Sara and I had only a few days left to explore Saigon. We had planned enough time to complete my dental work.  So everyday started with a trip to the dentist, while the afternoons were spent on a walking tour of city highlights.  The ceramic cap was installed without problems.  With the price of gold today my dentist suggested I hold on to the old gold cap.  Someday maybe I’ll trade it with some other gold scraps for a house or something.  Does that sound ridiculous? Today the price of gold is over $1,500US per ounce, up 500% from 2 years ago.  Because of an unsustainable debt load and the exuberant printing of greenbacks, the dollar is worth at least 30 % less against other currencies than it was 5 years ago.   Real estate values also continue to drop.  I’ve experienced at least a 25% drop in home value.  Foreclosed houses are selling for 30% less of depressed market value prices which means I only need to hold on to my old gold cap for another couple of years. I’m thinking since I all ready own a home maybe I’ll give the gold cap to the young man in Vietnam.  How many years before it will be worth enough to afford a girlfriend, a new home, and a couple of babies?

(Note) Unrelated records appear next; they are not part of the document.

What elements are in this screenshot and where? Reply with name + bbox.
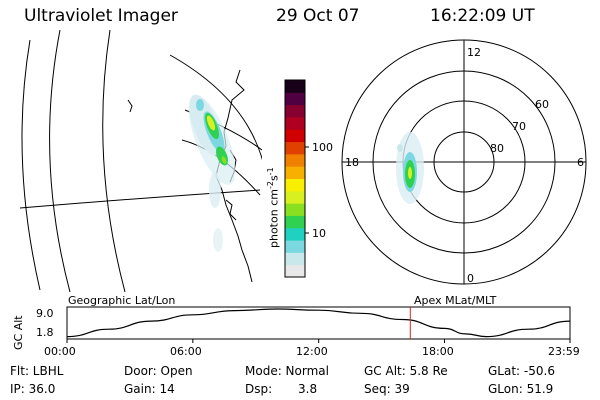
lat-arc-2 xyxy=(49,30,71,292)
lat-arc-3 xyxy=(102,30,126,292)
colorbar-cell xyxy=(285,252,305,266)
timeline-xtick-label-1: 06:00 xyxy=(170,345,202,358)
lat-arc-4 xyxy=(169,54,262,161)
status-glon: GLon: 51.9 xyxy=(488,382,554,396)
mlat-label-70: 70 xyxy=(512,120,526,133)
colorbar-cell xyxy=(285,240,305,253)
colorbar-cell xyxy=(285,141,305,155)
status-seq: Seq: 39 xyxy=(364,382,410,396)
status-flt: Flt: LBHL xyxy=(10,364,64,378)
status-mode: Mode: Normal xyxy=(245,364,329,378)
altitude-curve xyxy=(66,308,571,338)
colorbar-cell xyxy=(285,153,305,167)
header-date: 29 Oct 07 xyxy=(276,6,360,26)
polar-aurora-emission xyxy=(396,132,424,204)
status-ip: IP: 36.0 xyxy=(10,382,56,396)
lat-arc-1 xyxy=(21,39,41,291)
status-gain: Gain: 14 xyxy=(124,382,175,396)
colorbar-cell xyxy=(285,178,305,192)
timeline-xtick-label-3: 18:00 xyxy=(422,345,454,358)
timeline-xtick-label-0: 00:00 xyxy=(44,345,76,358)
timeline-ytick-high: 9.0 xyxy=(36,307,54,320)
colorbar-cell xyxy=(285,129,305,143)
mlt-label-6: 6 xyxy=(577,156,584,169)
timeline-right-label: Apex MLat/MLT xyxy=(414,294,497,307)
colorbar-cell xyxy=(285,104,305,118)
mlt-label-12: 12 xyxy=(467,46,481,59)
app-title: Ultraviolet Imager xyxy=(24,6,178,26)
colorbar-cell xyxy=(285,215,305,229)
mlt-label-0: 0 xyxy=(467,272,474,285)
coastline-bay xyxy=(225,199,237,221)
mlat-label-80: 80 xyxy=(490,142,504,155)
timeline-ytick-low: 1.8 xyxy=(36,326,54,339)
aurora-emission xyxy=(188,94,236,252)
mlt-label-18: 18 xyxy=(345,156,359,169)
timeline-xtick-label-2: 12:00 xyxy=(296,345,328,358)
status-glat: GLat: -50.6 xyxy=(488,364,555,378)
colorbar-cell xyxy=(285,190,305,204)
colorbar-tick-label-10: 10 xyxy=(312,227,326,240)
status-gc-alt: GC Alt: 5.8 Re xyxy=(364,364,448,378)
timeline-left-label: Geographic Lat/Lon xyxy=(68,294,176,307)
colorbar-cell xyxy=(285,92,305,106)
colorbar-cell xyxy=(285,227,305,241)
island-mark xyxy=(127,99,133,113)
lon-line-1 xyxy=(19,189,261,209)
colorbar-cell xyxy=(285,80,305,93)
timeline-frame xyxy=(66,306,571,340)
timeline-xtick-label-4: 23:59 xyxy=(548,345,580,358)
colorbar-cell xyxy=(285,116,305,130)
status-dsp-label: Dsp: xyxy=(245,382,273,396)
status-door: Door: Open xyxy=(124,364,193,378)
colorbar-tick-label-100: 100 xyxy=(312,141,333,154)
colorbar-cell xyxy=(285,166,305,179)
status-dsp-value: 3.8 xyxy=(298,382,318,396)
colorbar-cell xyxy=(285,264,305,278)
colorbar-cell xyxy=(285,203,305,216)
header-time: 16:22:09 UT xyxy=(430,6,535,26)
mlat-label-60: 60 xyxy=(535,98,549,111)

Sara and I discovered some ballroom dancers practicing in a series of cupolas located in the park.  They meet in the evenings 4 times a week.  Dancers at each cupola were working on a different dance.  Some were learning Cha-Cha-Cha.  Others were working on their Salsa or Tango moves.  This was ballroom tango.  We explained that Argentine Tango was different.  We danced for them and they really liked close-embrace Tango and our more spontaneous choreography.

All their dancing was definitely Vietnamese in style.  The movements were very dramatic and there were lots of sways and dips. I liked what they were doing and gleaned a couple of Vietnamese moves that would work well in Salsa or Cumbia.

There are some things I’ll definitely miss about Vietnam.  I’ve all ready gone through a severe soup withdrawal.  I’m experimenting with fresh egg noodles and vegetable loaded chicken soups.  It helps.  Same, same, but different!




I will also miss the inexpensive, yet professional body and head massages. They were 20% of massage rates in Argentina.  One of our last treats before leaving Vietnam was a trip to the beauty parlor.  Sara got her toes done.  I didn’t.  I opted instead for a shampoo and head massage.  It takes about an hour. They even rub as far down as your tension holding shoulder blades.  When finished, grey hairs appear darker. You are no longer weary and tired.  You feel younger and alive, each hair follicle revitalized.  You are ready for your next adventure. Aahh!  Africa? Hold that thought!